A man, become his minerals, salts
away the last of his identity,
seeps to the water table and secretes
trace elements. And that is the next life after death
a foreign stain on the littoral
at the beck of continental drift.

I tell you, World Without End is a statement of geology,
No longer lightning-life dotting the earth, marking divides,
we are returned to the planet's peristaltic beckonings,
welcomed by eons below, included in the crush and flow
of plate on plate, the tectonic thrust,
unimaginably strong and slow,
as continent mounts continent,
the grind, compression, conversion to what is next and new.

John Barr / from The Hundred Fathom Curve

Death of a Species photo

Death of a Species

The earth doesn't need to be saved.... 99 percent of
all species have come and gone while the planet has
remained.
–Lilienfeld and Rathje

The long republic shells the long republic
of itself. Large-minded calibers
open in front of us. Of their swell and pass
Hemingway observes, "The one that fucks you
you won't hear. " Orwell muses,
“... not so much afraid of being hit

but that you don't know where you will be hit."
Staggered by airstrikes, our remaindered Republic
falls to an endless enfilade. Bulldozers
bury our dead while the single-minded calibers
of snipers pick and choose. An officer instructs you
on the animal filth you are: "Salute. Say Yes."
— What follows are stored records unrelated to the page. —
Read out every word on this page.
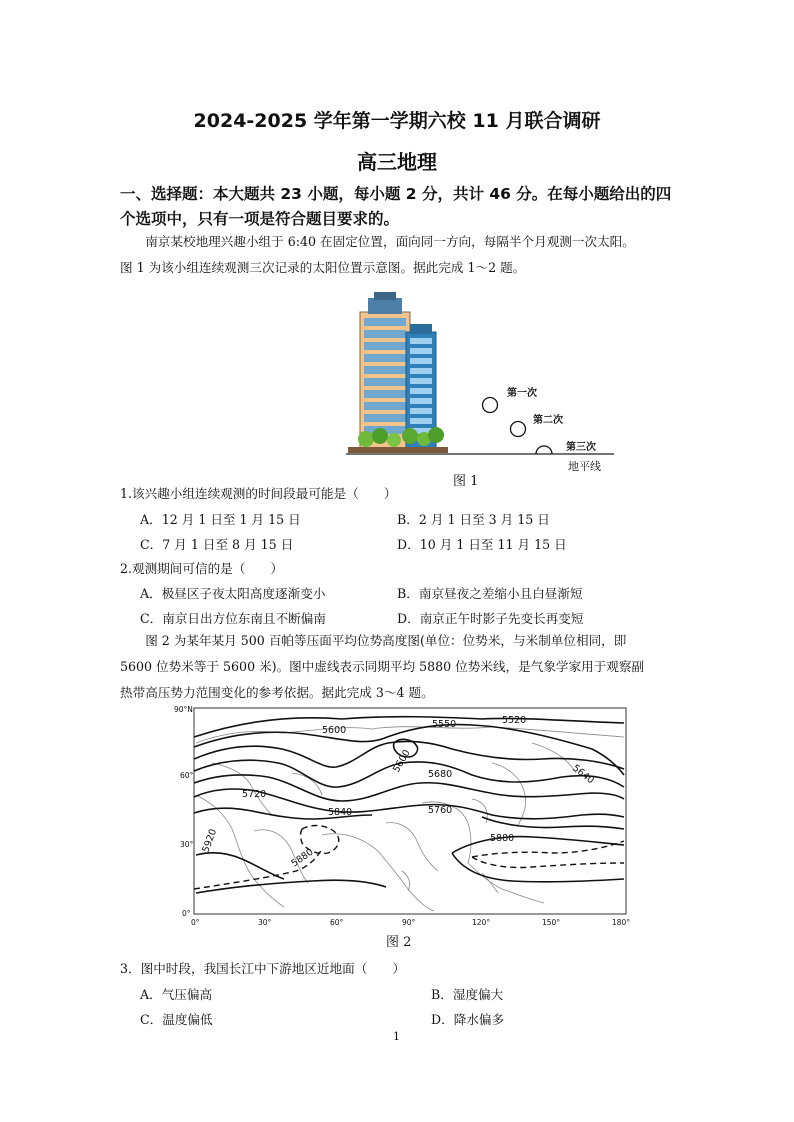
2024-2025 学年第一学期六校 11 月联合调研
高三地理
一、选择题：本大题共 23 小题，每小题 2 分，共计 46 分。在每小题给出的四
个选项中，只有一项是符合题目要求的。
南京某校地理兴趣小组于 6:40 在固定位置，面向同一方向，每隔半个月观测一次太阳。
图 1 为该小组连续观测三次记录的太阳位置示意图。据此完成 1～2 题。
第一次
第二次
第三次
地平线
图 1
1.该兴趣小组连续观测的时间段最可能是（　　）
A．12 月 1 日至 1 月 15 日	B．2 月 1 日至 3 月 15 日
C．7 月 1 日至 8 月 15 日	D．10 月 1 日至 11 月 15 日
2.观测期间可信的是（　　）
A．极昼区子夜太阳高度逐渐变小	B．南京昼夜之差缩小且白昼渐短
C．南京日出方位东南且不断偏南	D．南京正午时影子先变长再变短
图 2 为某年某月 500 百帕等压面平均位势高度图(单位：位势米，与米制单位相同，即
5600 位势米等于 5600 米)。图中虚线表示同期平均 5880 位势米线，是气象学家用于观察副
热带高压势力范围变化的参考依据。据此完成 3～4 题。
90°N
60°
30°
0°
0°	30°	60°	90°	120°	150°	180°
5520
5550
5600
5600	5640
5680
5720
5760
5840
5880
5880
5920
图 2
3．图中时段，我国长江中下游地区近地面（　　）
A．气压偏高	B．湿度偏大
C．温度偏低	D．降水偏多
1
The brown sausage of your tongue, the boils and pus,
the Copacabana in your gut that gives you the shits
are gifts of the tiny goddess that infects you.
Despite the frantic scrubbings with carbolic
the life boils out of you. The plague ship sails–cadavers
for cargo, us for crew–on the ultimate in cruises.

We never expected rains, let alone the sluices
of Heaven. The sea's rise the land's loss,
the last of the surf-encircled summits disappears.
The known world shrinks to the waters where we sit,
fathoms above the topsoils of our Republic–
or, given the lack of landfalls, maybe Timbuktu.

Watching the rivers freeze, the glaciers grow, what strikes you
is, there is a Hell and this is how it freezes.
Knapped point hafted, lashed to a throwing stick,
we follow the herd that opens the snow in search of grass.
In the Great Depopulation birth rates plummet,
feeding chains collapse. Our species takes a number.

The moon's not right–the side-lit lavender sphere careers.
What are the odds a button of neutron star strikes through
our mere-most crust, taking a piece of planet with it?
The earth unbelts from orbit. Losing light and gases
it seeks a farther place in time and space.
Etiolate ... hypoxic... and now we are relict.

And now you can declare it. Calibers
or spears, king or republic, what finally fucks you–
take it from the Muses–is: This too shall pass.